Martin Spieß

Kulturwissenschaftler des Rausches

Eine Hommage an Hunter S. Thompson


Spielraum für die Wahrheit

Denn Thompson war kein Betrüger – auch wenn er sich bewusst die Freiheit nahm, in seinen Texten Realität und Fiktion zu mischen. Vielleicht hält man es am Besten mit Geoffrey Chaucer, mittelalterlichem Dichter und Autor der „Canterbury Tales“, den der Regisseur Brian Helgeland in seinem Spielfilm „A Knight’s Tale“ auftreten und sagen lässt: „Ich bin Dichter, ich gebe der Wahrheit Spielraum.“ Thompson gab der Wahrheit Spielraum, erweiterte sogar das Spielfeld auf die Ränge und die Logen, auf die Kabinen der Spieler und den Heizungskeller. Aber er verließ das Stadion nicht, wie etwa Kummer. Wer das Stadion verlässt, verlässt die Wahrheit. Und die Suche nach Wahrheit, wenn auch vor allem seiner Version davon, war letztlich Thompsons Ziel: In und durch Alkohol und Drogen, im und durch das Schreiben.

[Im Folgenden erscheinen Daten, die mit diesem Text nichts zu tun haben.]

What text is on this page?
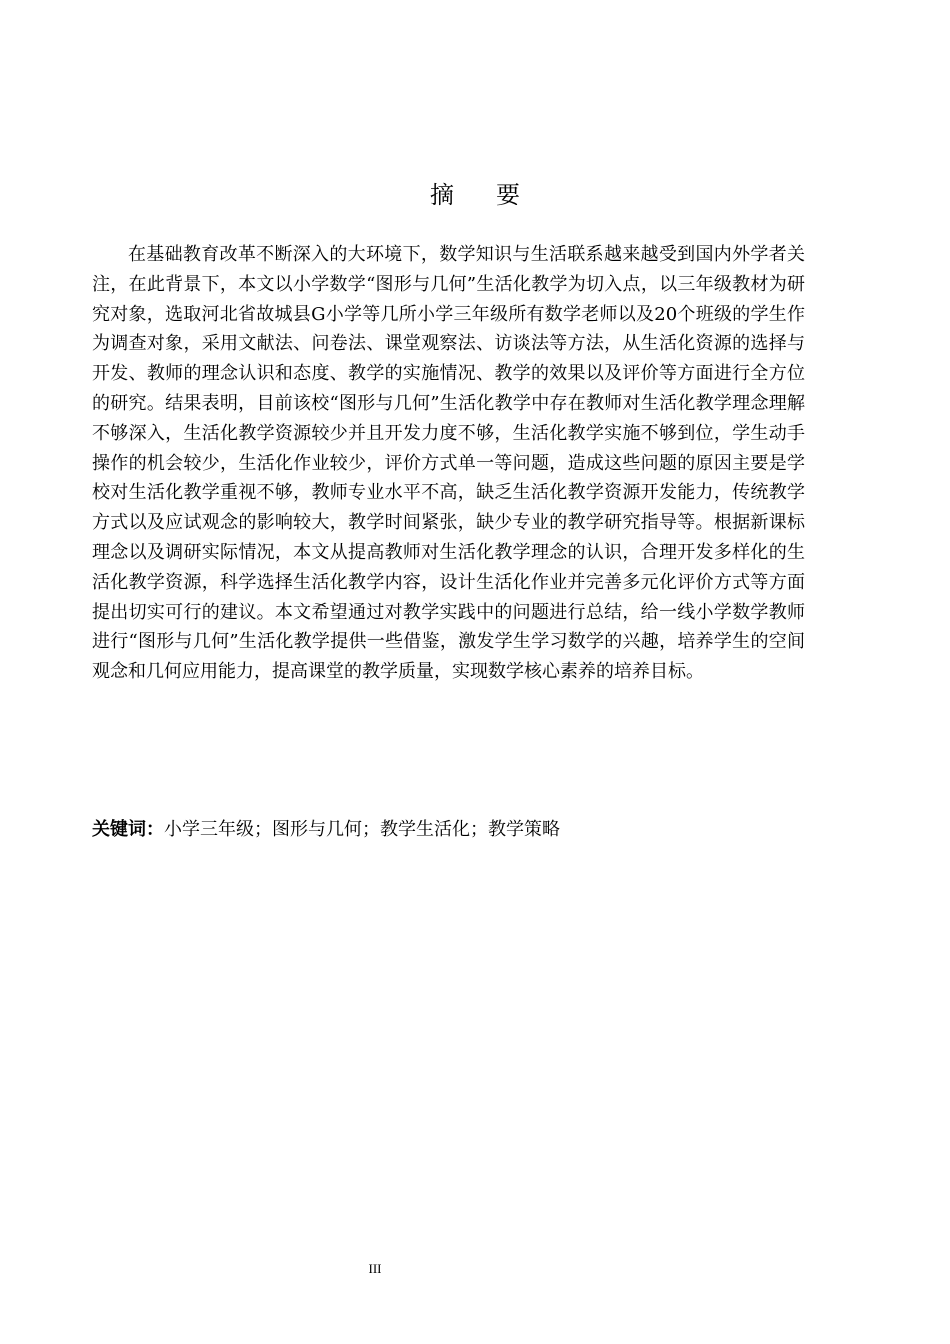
摘 要

在基础教育改革不断深入的大环境下，数学知识与生活联系越来越受到国内外学者关注，在此背景下，本文以小学数学“图形与几何”生活化教学为切入点，以三年级教材为研究对象，选取河北省故城县G小学等几所小学三年级所有数学老师以及20个班级的学生作为调查对象，采用文献法、问卷法、课堂观察法、访谈法等方法，从生活化资源的选择与开发、教师的理念认识和态度、教学的实施情况、教学的效果以及评价等方面进行全方位的研究。结果表明，目前该校“图形与几何”生活化教学中存在教师对生活化教学理念理解不够深入，生活化教学资源较少并且开发力度不够，生活化教学实施不够到位，学生动手操作的机会较少，生活化作业较少，评价方式单一等问题，造成这些问题的原因主要是学校对生活化教学重视不够，教师专业水平不高，缺乏生活化教学资源开发能力，传统教学方式以及应试观念的影响较大，教学时间紧张，缺少专业的教学研究指导等。根据新课标理念以及调研实际情况，本文从提高教师对生活化教学理念的认识，合理开发多样化的生活化教学资源，科学选择生活化教学内容，设计生活化作业并完善多元化评价方式等方面提出切实可行的建议。本文希望通过对教学实践中的问题进行总结，给一线小学数学教师进行“图形与几何”生活化教学提供一些借鉴，激发学生学习数学的兴趣，培养学生的空间观念和几何应用能力，提高课堂的教学质量，实现数学核心素养的培养目标。

关键词：小学三年级；图形与几何；教学生活化；教学策略
III
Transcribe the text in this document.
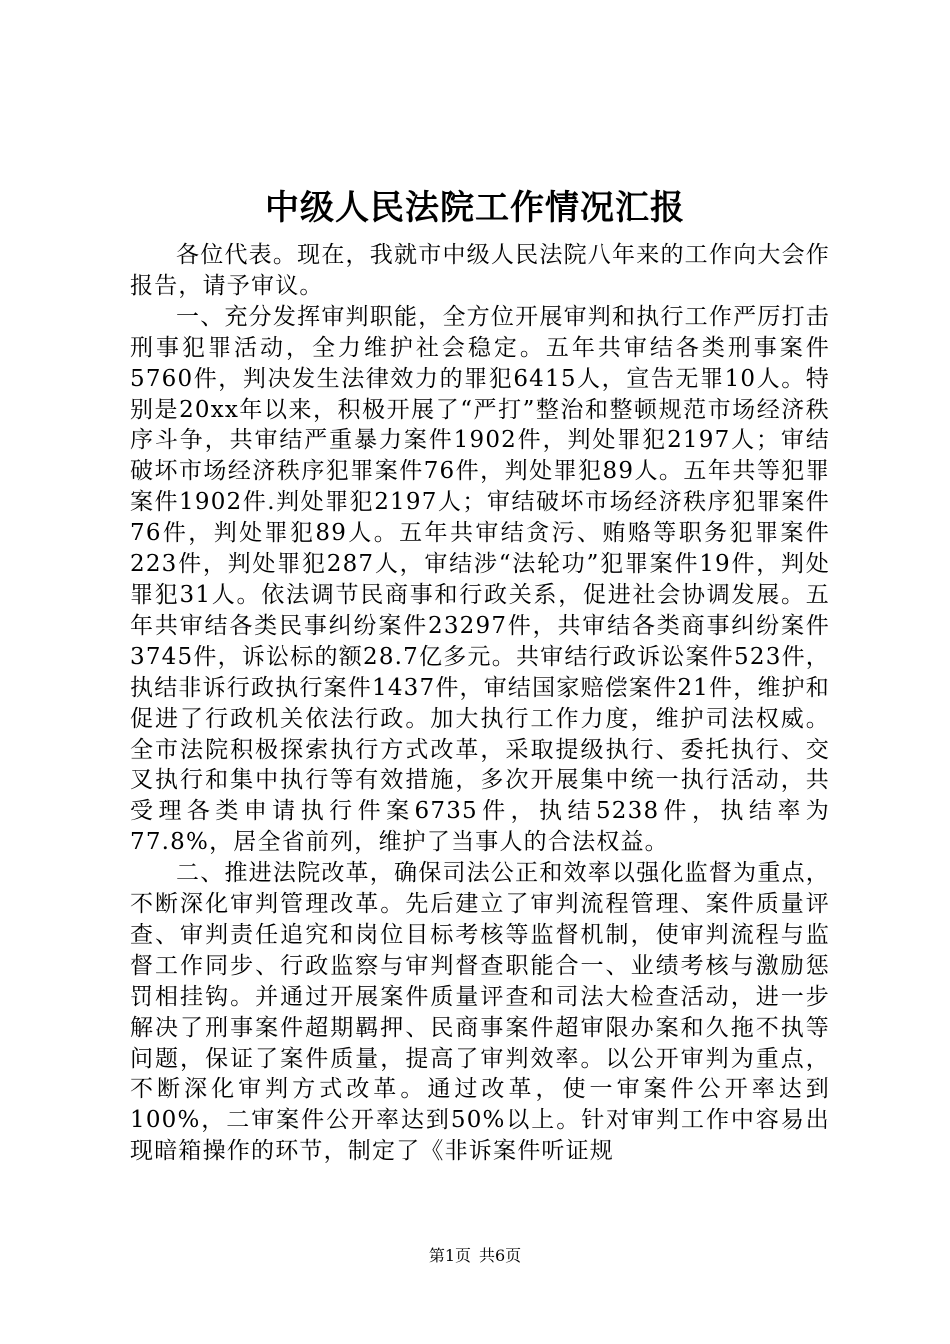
中级人民法院工作情况汇报

各位代表。现在，我就市中级人民法院八年来的工作向大会作报告，请予审议。

一、充分发挥审判职能，全方位开展审判和执行工作严厉打击刑事犯罪活动，全力维护社会稳定。五年共审结各类刑事案件5760件，判决发生法律效力的罪犯6415人，宣告无罪10人。特别是20xx年以来，积极开展了“严打”整治和整顿规范市场经济秩序斗争，共审结严重暴力案件1902件，判处罪犯2197人；审结破坏市场经济秩序犯罪案件76件，判处罪犯89人。五年共等犯罪案件1902件.判处罪犯2197人；审结破坏市场经济秩序犯罪案件76件，判处罪犯89人。五年共审结贪污、贿赂等职务犯罪案件223件，判处罪犯287人，审结涉“法轮功”犯罪案件19件，判处罪犯31人。依法调节民商事和行政关系，促进社会协调发展。五年共审结各类民事纠纷案件23297件，共审结各类商事纠纷案件3745件，诉讼标的额28.7亿多元。共审结行政诉讼案件523件，执结非诉行政执行案件1437件，审结国家赔偿案件21件，维护和促进了行政机关依法行政。加大执行工作力度，维护司法权威。全市法院积极探索执行方式改革，采取提级执行、委托执行、交叉执行和集中执行等有效措施，多次开展集中统一执行活动，共受理各类申请执行件案6735件，执结5238件，执结率为77.8%，居全省前列，维护了当事人的合法权益。

二、推进法院改革，确保司法公正和效率以强化监督为重点，不断深化审判管理改革。先后建立了审判流程管理、案件质量评查、审判责任追究和岗位目标考核等监督机制，使审判流程与监督工作同步、行政监察与审判督查职能合一、业绩考核与激励惩罚相挂钩。并通过开展案件质量评查和司法大检查活动，进一步解决了刑事案件超期羁押、民商事案件超审限办案和久拖不执等问题，保证了案件质量，提高了审判效率。以公开审判为重点，不断深化审判方式改革。通过改革，使一审案件公开率达到100%，二审案件公开率达到50%以上。针对审判工作中容易出现暗箱操作的环节，制定了《非诉案件听证规

第1页 共6页
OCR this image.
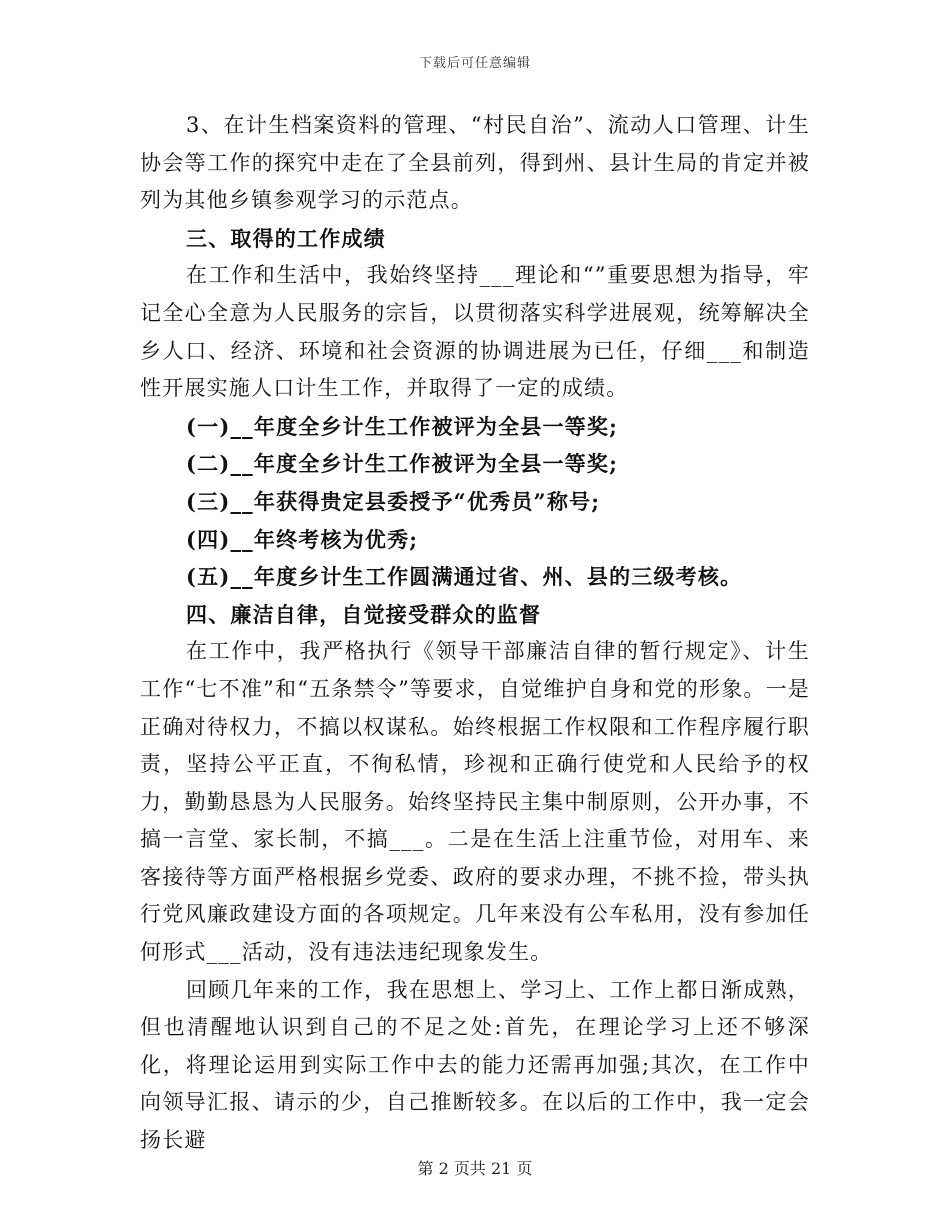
下载后可任意编辑

3、在计生档案资料的管理、“村民自治”、流动人口管理、计生协会等工作的探究中走在了全县前列，得到州、县计生局的肯定并被列为其他乡镇参观学习的示范点。

三、取得的工作成绩

在工作和生活中，我始终坚持___理论和“”重要思想为指导，牢记全心全意为人民服务的宗旨，以贯彻落实科学进展观，统筹解决全乡人口、经济、环境和社会资源的协调进展为已任，仔细___和制造性开展实施人口计生工作，并取得了一定的成绩。

(一)__年度全乡计生工作被评为全县一等奖;

(二)__年度全乡计生工作被评为全县一等奖;

(三)__年获得贵定县委授予“优秀员”称号;

(四)__年终考核为优秀;

(五)__年度乡计生工作圆满通过省、州、县的三级考核。

四、廉洁自律，自觉接受群众的监督

在工作中，我严格执行《领导干部廉洁自律的暂行规定》、计生工作“七不准”和“五条禁令”等要求，自觉维护自身和党的形象。一是正确对待权力，不搞以权谋私。始终根据工作权限和工作程序履行职责，坚持公平正直，不徇私情，珍视和正确行使党和人民给予的权力，勤勤恳恳为人民服务。始终坚持民主集中制原则，公开办事，不搞一言堂、家长制，不搞___。二是在生活上注重节俭，对用车、来客接待等方面严格根据乡党委、政府的要求办理，不挑不捡，带头执行党风廉政建设方面的各项规定。几年来没有公车私用，没有参加任何形式___活动，没有违法违纪现象发生。

回顾几年来的工作，我在思想上、学习上、工作上都日渐成熟，但也清醒地认识到自己的不足之处:首先，在理论学习上还不够深化，将理论运用到实际工作中去的能力还需再加强;其次，在工作中向领导汇报、请示的少，自己推断较多。在以后的工作中，我一定会扬长避

第 2 页共 21 页
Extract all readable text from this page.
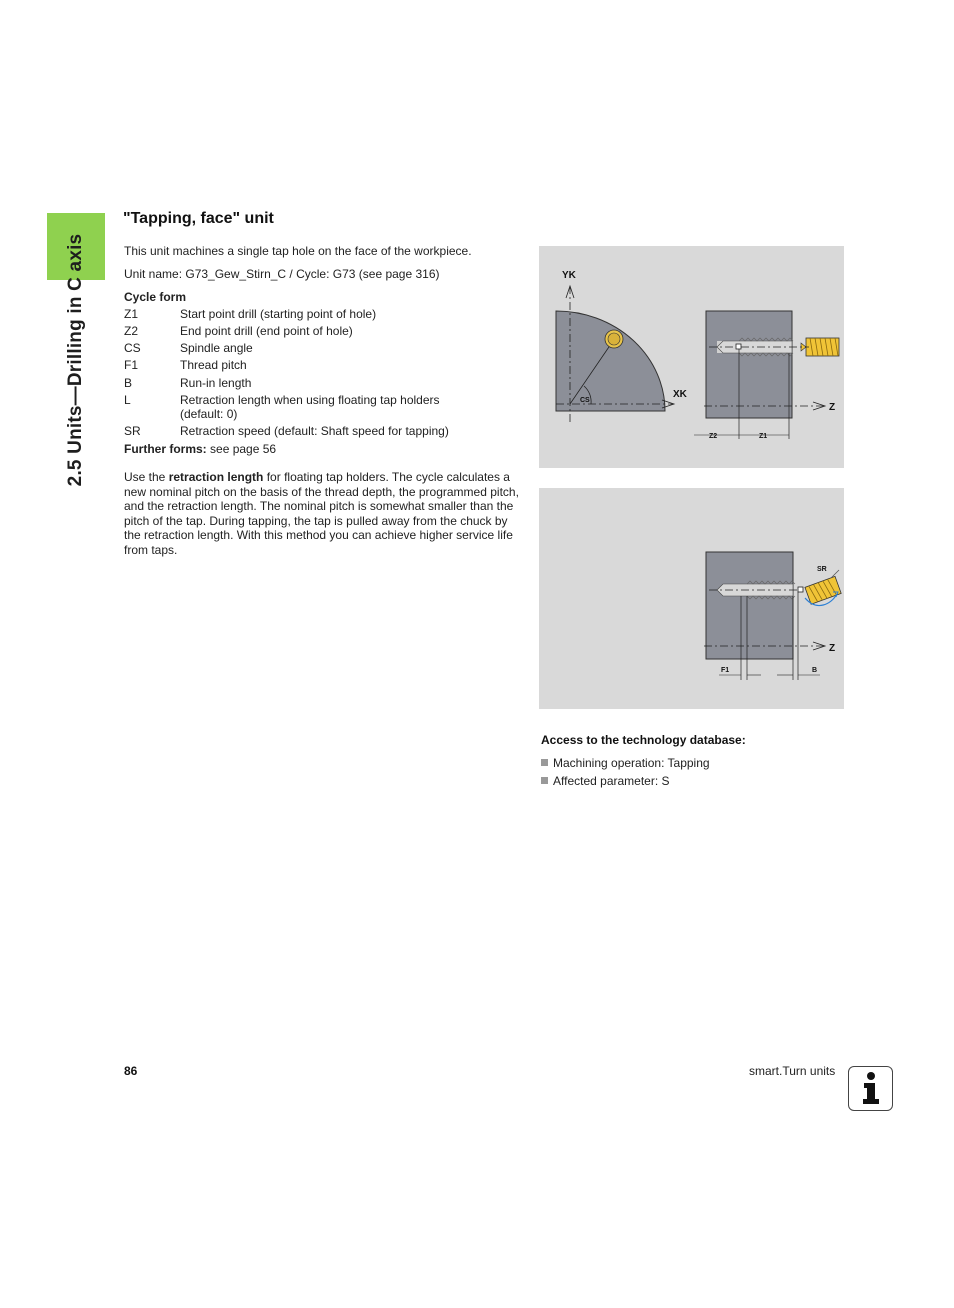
2.5 Units—Drilling in C axis
"Tapping, face" unit
This unit machines a single tap hole on the face of the workpiece.
Unit name: G73_Gew_Stirn_C / Cycle: G73 (see page 316)
Cycle form
Z1	Start point drill (starting point of hole)
Z2	End point drill (end point of hole)
CS	Spindle angle
F1	Thread pitch
B	Run-in length
L	Retraction length when using floating tap holders (default: 0)
SR	Retraction speed (default: Shaft speed for tapping)
Further forms: see page 56
Use the retraction length for floating tap holders. The cycle calculates a new nominal pitch on the basis of the thread depth, the programmed pitch, and the retraction length. The nominal pitch is somewhat smaller than the pitch of the tap. During tapping, the tap is pulled away from the chuck by the retraction length. With this method you can achieve higher service life from taps.
YK
XK
CS
Z
Z2	Z1
SR
Z
F1	B
Access to the technology database:
Machining operation: Tapping
Affected parameter: S
86	smart.Turn units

Es bleibt, an ihn zu erinnern, indem man noch mal oder – was für eine wunderbare Erfahrung – zum ersten Mal seine Reportagen, Geschichten, Kolumnen und Romane liest. Indem man hin und wieder einen Chivas Regal oder einen Wild Turkey auf ihn trinkt. Und indem man vielleicht hin und wieder ein klein bisschen Gonzo ist. Hunter wird es mitkriegen, irgendwo da oben, vielleicht wird er kurz innehalten und lächeln. Und dann weitermachen, mit der Recherche für seine letzte Reportage. Hoffentlich gibt es im Himmel LSD.